I recently finished reading The Places I've Cried in Public by Holly Bourne, I closed the final page and thought 'that was important, everyone needs to read this book'.

(Trigger warning - abusive relationships are a theme running through the book and touched on in this review.)

The Places I've Cried in Public is written in the perspective of Amelie, a teen who has moved away from her friends and boyfriend and is starting college in a new city. Amelie meets Reece, who is charming, despite the red flags. They begin a new romantic relationship, which you later realise is anything but romantic. 
The book follows two different timelines, as Amelie gets inspired from a school project, and decides to revisit the places she's cried in public since moving cities. It's in these locations she reflects and tells the stories behind what lead to the tears. So we get both get present-day Amelie who is trying to move forward and heal, and past Amelie who feels she's in love but is being manipulated.
I'm not going to lie, on beginning the book, I didn't love it. It's a young adult story, and initially, I found it felt too young be to reading it as a 29-year-old woman. There was naivety to the main character, and she sometimes came across unreliable (in love with her boyfriend Alfie back home and then immediately besotted with Reese - however this may be a trope of young love along with everything else) and slightly childish (she falls out with friends and is disrespectful to her parents). However, I later found these details which I didn't love about the narrator later came into play. They were a result of how she'd treated rather than personality traits which really highlights how relationships can affect a person.  To begin with, it was an easy read, so I keep going, and then a transformation happened. Pieces of the story fell together, and I realised there was much more to it than I initially realised.  It was no longer an easy read but I couldn't put it down. It was heart-wrenching.  
The Places I've Cried in Public tells the story of an abusive relationship from the perspective of the victim. It shows how abuse can be subtle, isolating and destructive all at the same time. It sheds light on why people fall in love with abusers, grow reliant on them, and see goodness in the person who is gaslighting them. 

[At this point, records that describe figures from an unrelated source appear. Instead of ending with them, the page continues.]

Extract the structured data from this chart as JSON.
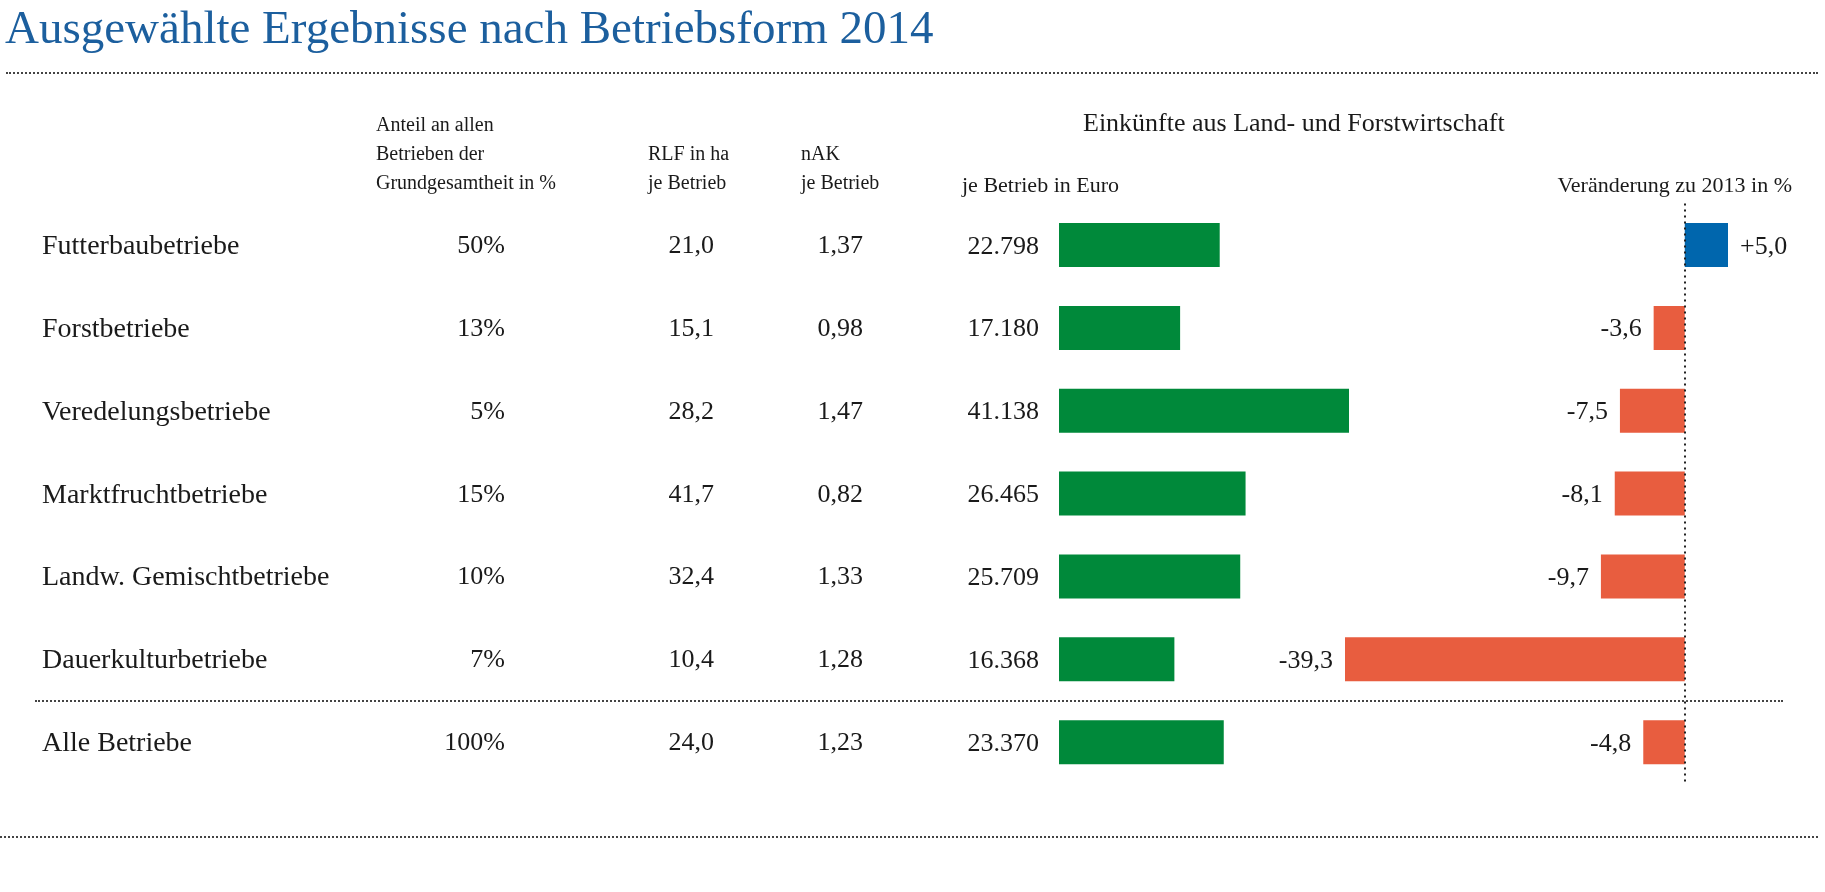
{
  "chart_data": [
    {
      "type": "other",
      "title": "Ausgewählte Ergebnisse nach Betriebsform 2014",
      "categories": [
        "Futterbaubetriebe",
        "Forstbetriebe",
        "Veredelungsbetriebe",
        "Marktfruchtbetriebe",
        "Landw. Gemischtbetriebe",
        "Dauerkulturbetriebe",
        "Alle Betriebe"
      ],
      "series": [
        {
          "name": "Anteil an allen\nBetrieben der\nGrundgesamtheit in %",
          "values": [
            50,
            13,
            5,
            15,
            10,
            7,
            100
          ],
          "value_labels": [
            "50%",
            "13%",
            "5%",
            "15%",
            "10%",
            "7%",
            "100%"
          ]
        },
        {
          "name": "RLF in ha\nje Betrieb",
          "values": [
            21.0,
            15.1,
            28.2,
            41.7,
            32.4,
            10.4,
            24.0
          ],
          "value_labels": [
            "21,0",
            "15,1",
            "28,2",
            "41,7",
            "32,4",
            "10,4",
            "24,0"
          ]
        },
        {
          "name": "nAK\nje Betrieb",
          "values": [
            1.37,
            0.98,
            1.47,
            0.82,
            1.33,
            1.28,
            1.23
          ],
          "value_labels": [
            "1,37",
            "0,98",
            "1,47",
            "0,82",
            "1,33",
            "1,28",
            "1,23"
          ]
        }
      ]
    },
    {
      "type": "bar",
      "orientation": "horizontal",
      "title": "Einkünfte aus Land- und Forstwirtschaft",
      "subtitle": "je Betrieb in Euro",
      "categories": [
        null,
        null,
        null,
        null,
        null,
        null,
        null
      ],
      "values": [
        22798,
        17180,
        41138,
        26465,
        25709,
        16368,
        23370
      ],
      "value_labels": [
        "22.798",
        "17.180",
        "41.138",
        "26.465",
        "25.709",
        "16.368",
        "23.370"
      ],
      "color": "#00893a",
      "tick_labels": false
    },
    {
      "type": "bar",
      "orientation": "horizontal",
      "title": "Veränderung zu 2013 in %",
      "categories": [
        null,
        null,
        null,
        null,
        null,
        null,
        null
      ],
      "values": [
        5.0,
        -3.6,
        -7.5,
        -8.1,
        -9.7,
        -39.3,
        -4.8
      ],
      "value_labels": [
        "+5,0",
        "-3,6",
        "-7,5",
        "-8,1",
        "-9,7",
        "-39,3",
        "-4,8"
      ],
      "colors": [
        "#0066ad",
        "#e85d3f",
        "#e85d3f",
        "#e85d3f",
        "#e85d3f",
        "#e85d3f",
        "#e85d3f"
      ],
      "ref_lines": [
        {
          "axis": "x",
          "value": 0,
          "line_style": "dotted",
          "color": "#222222"
        }
      ],
      "tick_labels": false
    }
  ]
}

This book is a great tool for young women as it shows the signs of an unhealthy relationship. There are also conversations with a therapist within the story which are educational. These conversations give useful information such as the impacts of trauma, and how to know when a relationship is unhealthy.
There's also far more to the story than you expect, and there's also a twist towards the end which highlights however extreme abuse might be victims might rewrite the narrative rather than facing the trauma, and as a way to protect their abuser.
It's raw, emotional and relatable - even for those who haven't experienced the same. 
This might be a really hard read, for some more than others, but I think it's an important read. Although the subject matter of the book is heavy, the book still very much feels like a young adult read. It also explores themes of friendships, new starts, family relationships and coming of age.